AT&T asked a federal court Friday to dismiss lawsuits by two rivals seeking to block its $39 billion merger with T-Mobile, alleging that one competitor had tried to pressure AT&T for business favors in exchange for supporting the deal.
In a filing with the U.S. District Court of the District of Columbia, AT&T asked U.S. District Judge Ellen S. Huvelle to dismiss lawsuits by Sprint Nextel and Cellular South. The lawsuits were filed after the Justice Department sued Aug. 31 to block the mega-merger, citing potential harm to consumers if the wireless market concentrates into the hands of too few carriers.
In its court filing Friday, AT&T said Sprint wants to prevent the merger to stop competitors from getting more airwaves for better networks to compete against Sprint’s. Sprint dismissed the claims, saying it will respond with its own filing next Friday.

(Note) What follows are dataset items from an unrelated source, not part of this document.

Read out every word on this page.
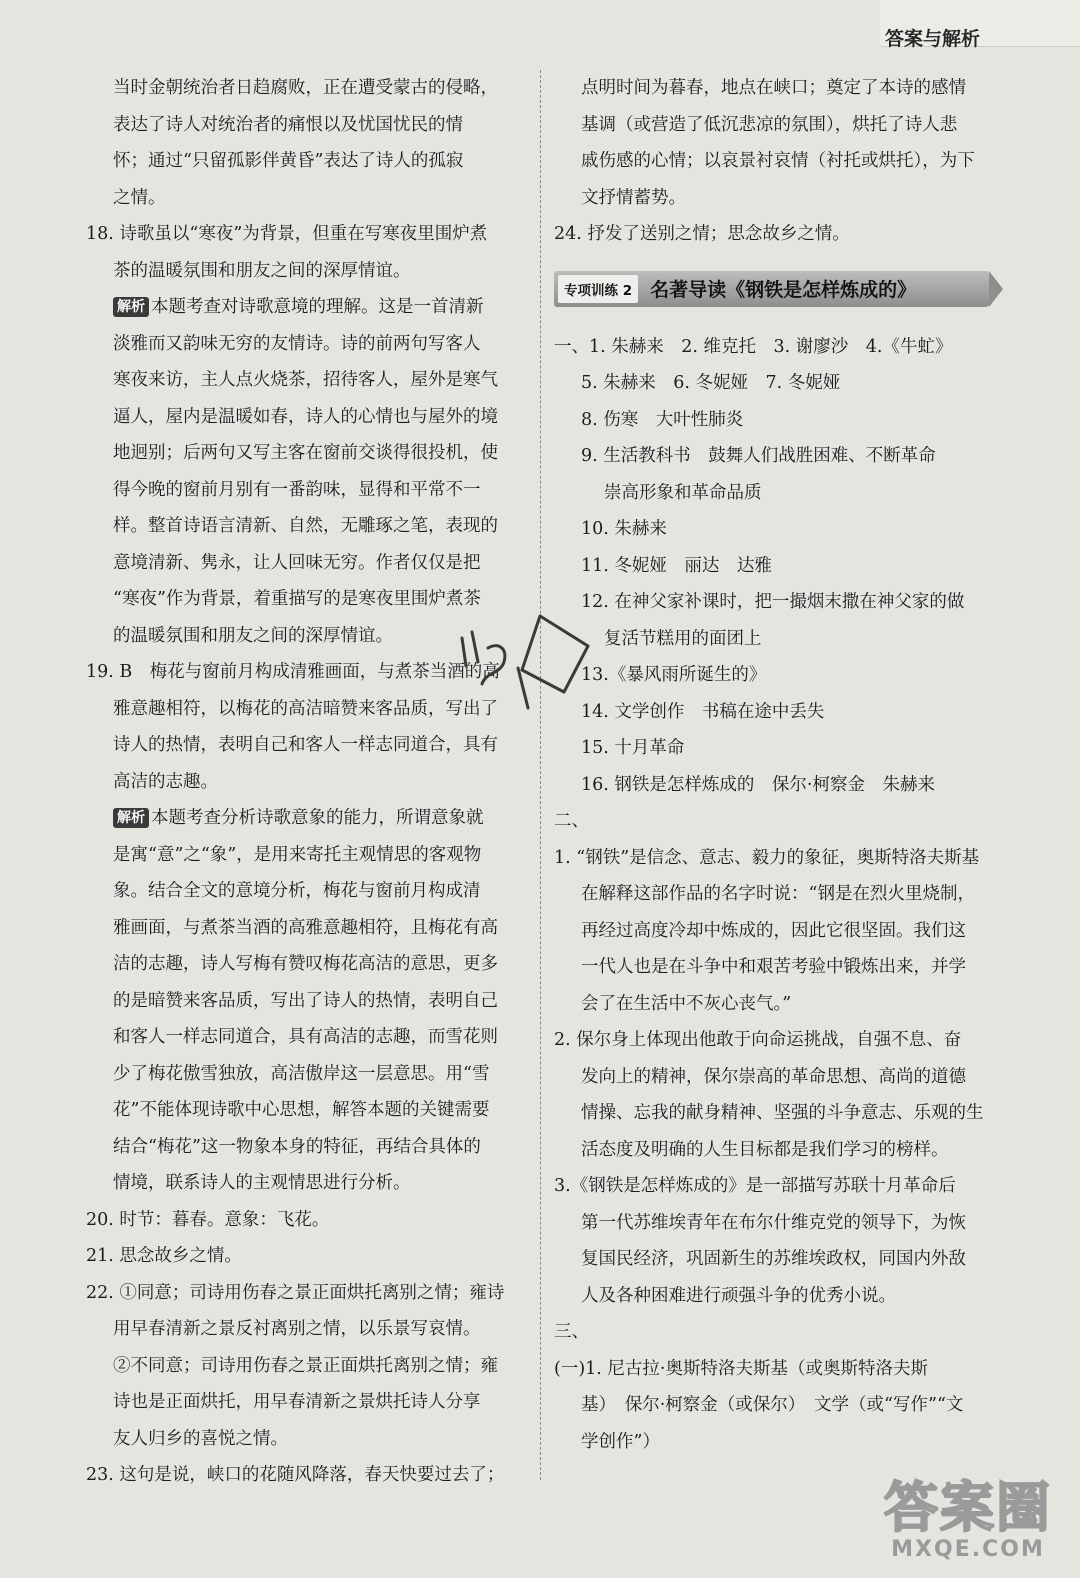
答案与解析
当时金朝统治者日趋腐败，正在遭受蒙古的侵略，
表达了诗人对统治者的痛恨以及忧国忧民的情
怀；通过“只留孤影伴黄昏”表达了诗人的孤寂
之情。
18. 诗歌虽以“寒夜”为背景，但重在写寒夜里围炉煮
茶的温暖氛围和朋友之间的深厚情谊。
解析 本题考查对诗歌意境的理解。这是一首清新
淡雅而又韵味无穷的友情诗。诗的前两句写客人
寒夜来访，主人点火烧茶，招待客人，屋外是寒气
逼人，屋内是温暖如春，诗人的心情也与屋外的境
地迥别；后两句又写主客在窗前交谈得很投机，使
得今晚的窗前月别有一番韵味，显得和平常不一
样。整首诗语言清新、自然，无雕琢之笔，表现的
意境清新、隽永，让人回味无穷。作者仅仅是把
“寒夜”作为背景，着重描写的是寒夜里围炉煮茶
的温暖氛围和朋友之间的深厚情谊。
19. B　梅花与窗前月构成清雅画面，与煮茶当酒的高
雅意趣相符，以梅花的高洁暗赞来客品质，写出了
诗人的热情，表明自己和客人一样志同道合，具有
高洁的志趣。
解析 本题考查分析诗歌意象的能力，所谓意象就
是寓“意”之“象”，是用来寄托主观情思的客观物
象。结合全文的意境分析，梅花与窗前月构成清
雅画面，与煮茶当酒的高雅意趣相符，且梅花有高
洁的志趣，诗人写梅有赞叹梅花高洁的意思，更多
的是暗赞来客品质，写出了诗人的热情，表明自己
和客人一样志同道合，具有高洁的志趣，而雪花则
少了梅花傲雪独放，高洁傲岸这一层意思。用“雪
花”不能体现诗歌中心思想，解答本题的关键需要
结合“梅花”这一物象本身的特征，再结合具体的
情境，联系诗人的主观情思进行分析。
20. 时节：暮春。意象：飞花。
21. 思念故乡之情。
22. ①同意；司诗用伤春之景正面烘托离别之情；雍诗
用早春清新之景反衬离别之情，以乐景写哀情。
②不同意；司诗用伤春之景正面烘托离别之情；雍
诗也是正面烘托，用早春清新之景烘托诗人分享
友人归乡的喜悦之情。
23. 这句是说，峡口的花随风降落，春天快要过去了；
点明时间为暮春，地点在峡口；奠定了本诗的感情
基调（或营造了低沉悲凉的氛围），烘托了诗人悲
戚伤感的心情；以哀景衬哀情（衬托或烘托），为下
文抒情蓄势。
24. 抒发了送别之情；思念故乡之情。
专项训练 2 名著导读《钢铁是怎样炼成的》
一、1. 朱赫来　2. 维克托　3. 谢廖沙　4.《牛虻》
5. 朱赫来　6. 冬妮娅　7. 冬妮娅
8. 伤寒　大叶性肺炎
9. 生活教科书　鼓舞人们战胜困难、不断革命
崇高形象和革命品质
10. 朱赫来
11. 冬妮娅　丽达　达雅
12. 在神父家补课时，把一撮烟末撒在神父家的做
复活节糕用的面团上
13.《暴风雨所诞生的》
14. 文学创作　书稿在途中丢失
15. 十月革命
16. 钢铁是怎样炼成的　保尔·柯察金　朱赫来
二、
1. “钢铁”是信念、意志、毅力的象征，奥斯特洛夫斯基
在解释这部作品的名字时说：“钢是在烈火里烧制，
再经过高度冷却中炼成的，因此它很坚固。我们这
一代人也是在斗争中和艰苦考验中锻炼出来，并学
会了在生活中不灰心丧气。”
2. 保尔身上体现出他敢于向命运挑战，自强不息、奋
发向上的精神，保尔崇高的革命思想、高尚的道德
情操、忘我的献身精神、坚强的斗争意志、乐观的生
活态度及明确的人生目标都是我们学习的榜样。
3.《钢铁是怎样炼成的》是一部描写苏联十月革命后
第一代苏维埃青年在布尔什维克党的领导下，为恢
复国民经济，巩固新生的苏维埃政权，同国内外敌
人及各种困难进行顽强斗争的优秀小说。
三、
(一)1. 尼古拉·奥斯特洛夫斯基（或奥斯特洛夫斯
基）　保尔·柯察金（或保尔）　文学（或“写作”“文
学创作”）
答案圈
MXQE.COM
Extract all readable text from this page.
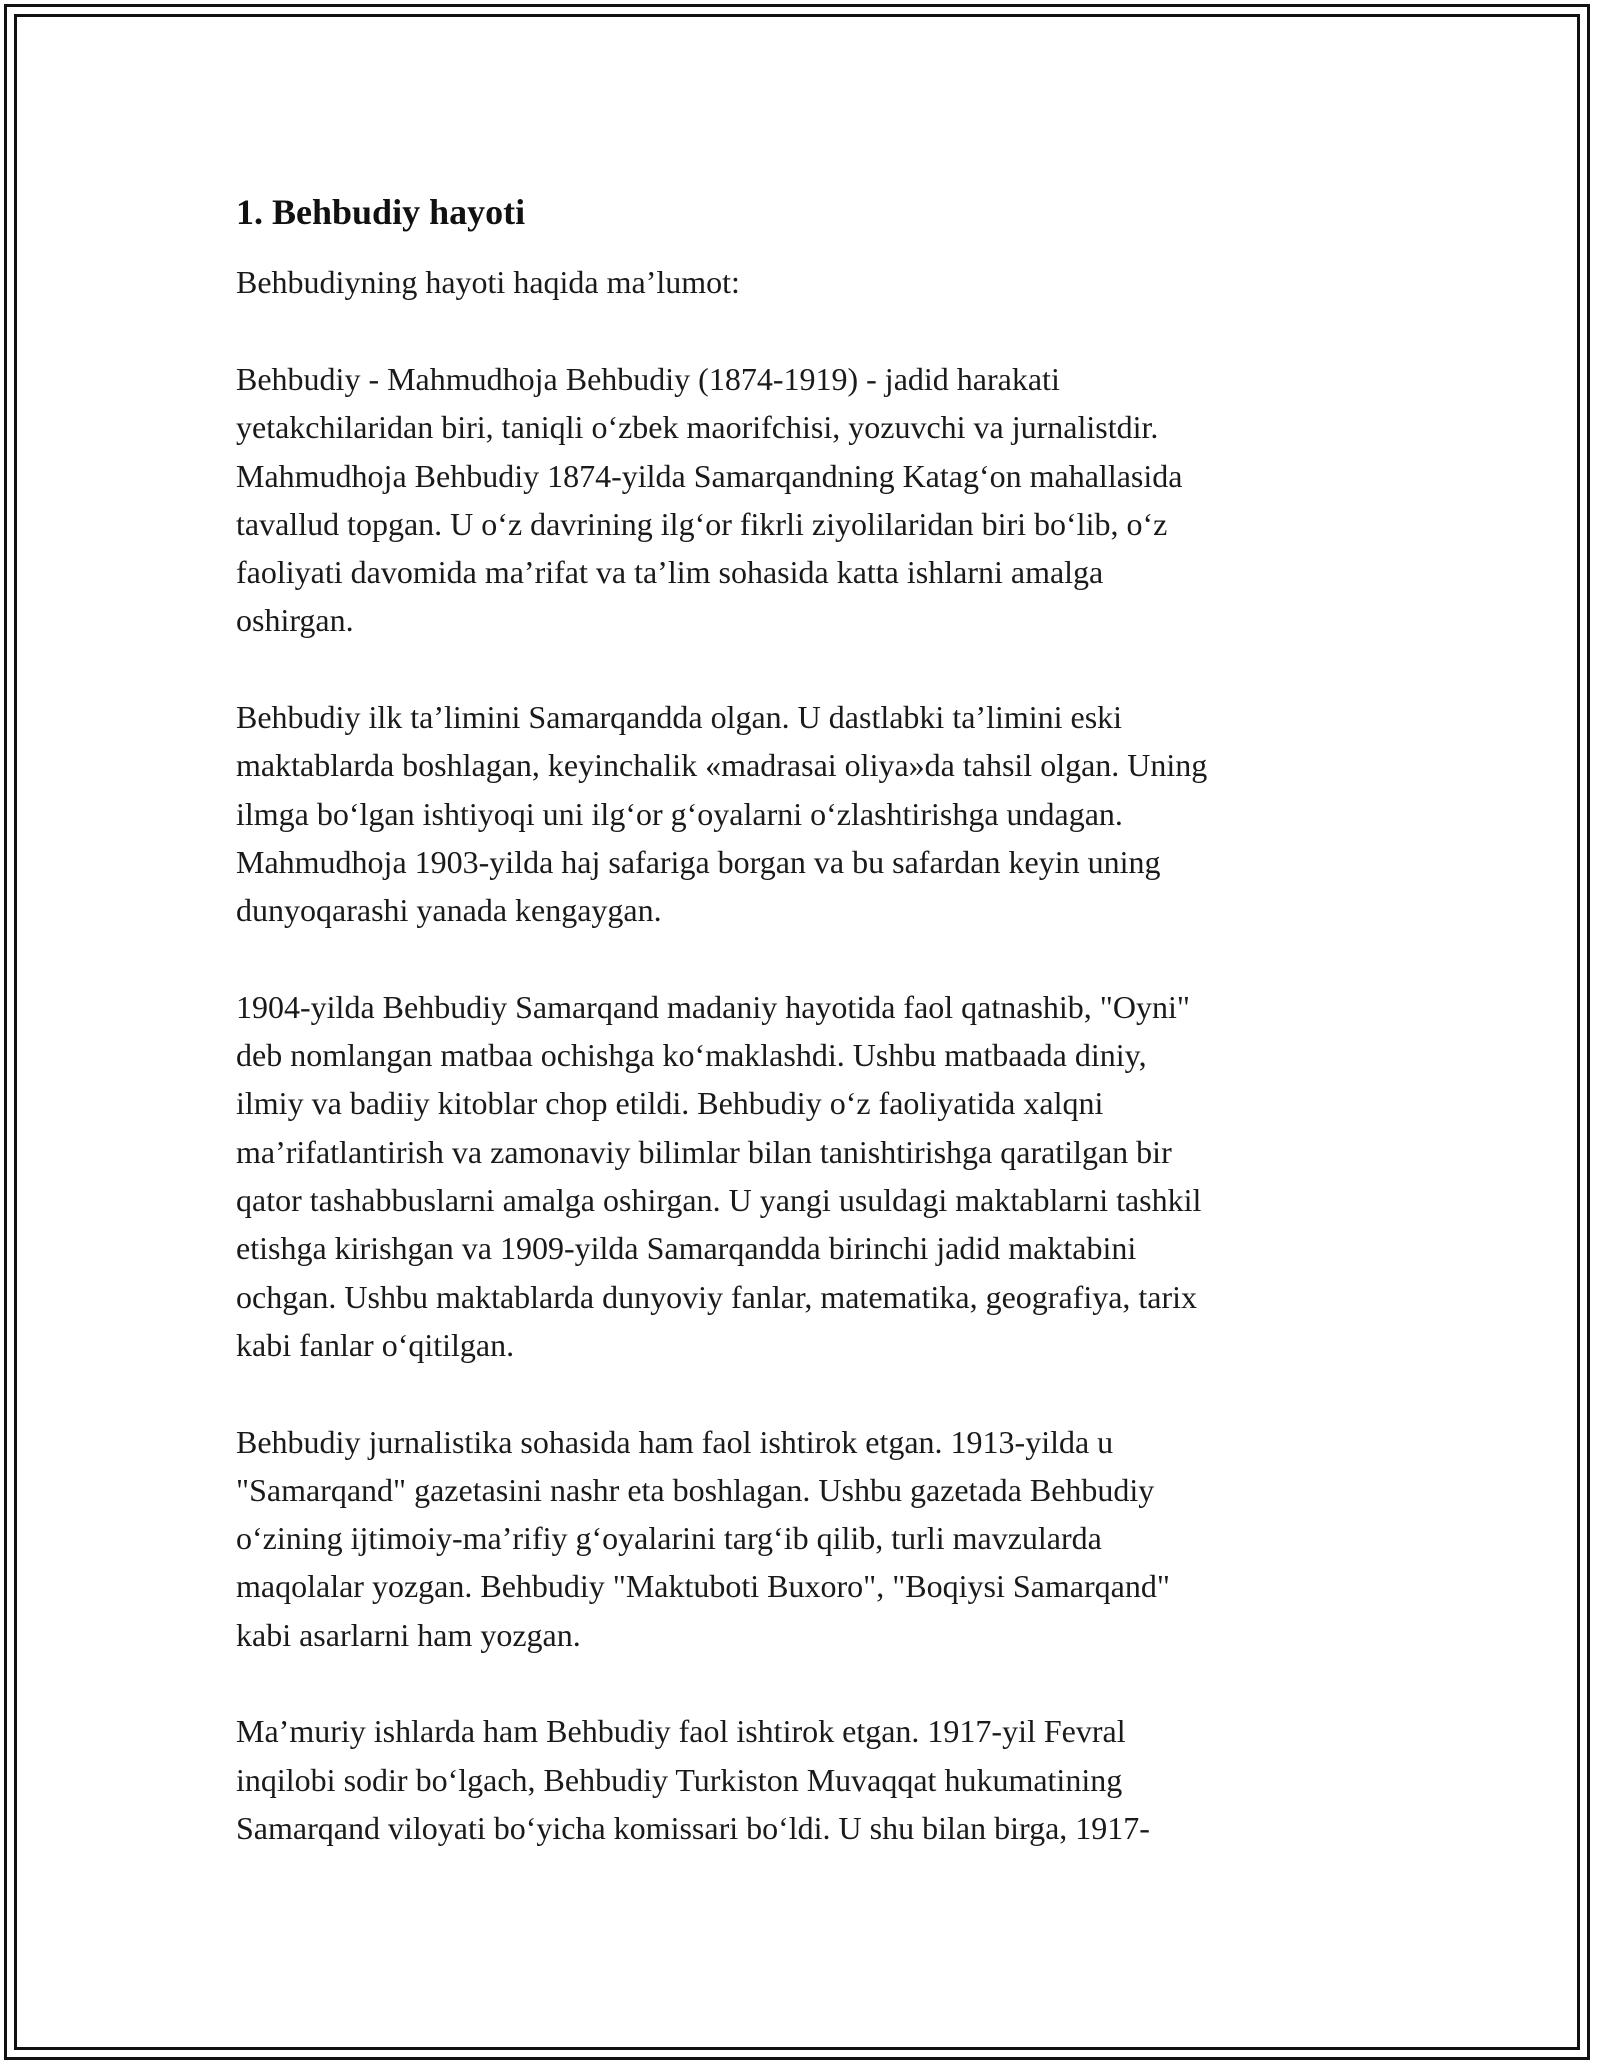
1. Behbudiy hayoti

Behbudiyning hayoti haqida ma’lumot:

Behbudiy - Mahmudhoja Behbudiy (1874-1919) - jadid harakati
yetakchilaridan biri, taniqli o‘zbek maorifchisi, yozuvchi va jurnalistdir.
Mahmudhoja Behbudiy 1874-yilda Samarqandning Katag‘on mahallasida
tavallud topgan. U o‘z davrining ilg‘or fikrli ziyolilaridan biri bo‘lib, o‘z
faoliyati davomida ma’rifat va ta’lim sohasida katta ishlarni amalga
oshirgan.

Behbudiy ilk ta’limini Samarqandda olgan. U dastlabki ta’limini eski
maktablarda boshlagan, keyinchalik «madrasai oliya»da tahsil olgan. Uning
ilmga bo‘lgan ishtiyoqi uni ilg‘or g‘oyalarni o‘zlashtirishga undagan.
Mahmudhoja 1903-yilda haj safariga borgan va bu safardan keyin uning
dunyoqarashi yanada kengaygan.

1904-yilda Behbudiy Samarqand madaniy hayotida faol qatnashib, "Oyni"
deb nomlangan matbaa ochishga ko‘maklashdi. Ushbu matbaada diniy,
ilmiy va badiiy kitoblar chop etildi. Behbudiy o‘z faoliyatida xalqni
ma’rifatlantirish va zamonaviy bilimlar bilan tanishtirishga qaratilgan bir
qator tashabbuslarni amalga oshirgan. U yangi usuldagi maktablarni tashkil
etishga kirishgan va 1909-yilda Samarqandda birinchi jadid maktabini
ochgan. Ushbu maktablarda dunyoviy fanlar, matematika, geografiya, tarix
kabi fanlar o‘qitilgan.

Behbudiy jurnalistika sohasida ham faol ishtirok etgan. 1913-yilda u
"Samarqand" gazetasini nashr eta boshlagan. Ushbu gazetada Behbudiy
o‘zining ijtimoiy-ma’rifiy g‘oyalarini targ‘ib qilib, turli mavzularda
maqolalar yozgan. Behbudiy "Maktuboti Buxoro", "Boqiysi Samarqand"
kabi asarlarni ham yozgan.

Ma’muriy ishlarda ham Behbudiy faol ishtirok etgan. 1917-yil Fevral
inqilobi sodir bo‘lgach, Behbudiy Turkiston Muvaqqat hukumatining
Samarqand viloyati bo‘yicha komissari bo‘ldi. U shu bilan birga, 1917-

AT&T also said Cellular South, a Mississippi-area carrier recently renamed C Spire, had tried to secretly strike up a business agreement with AT&T to stop it from building out a competing high-speed Internet network in its coverage area.
“Such an extraordinary and inappropriate proposal simply confirms that what Cellular South fears is competition, not an alleged lack of competition,” AT&T General Counsel Wayne Watts said in a statement.
Cellular South immediately refuted the claims.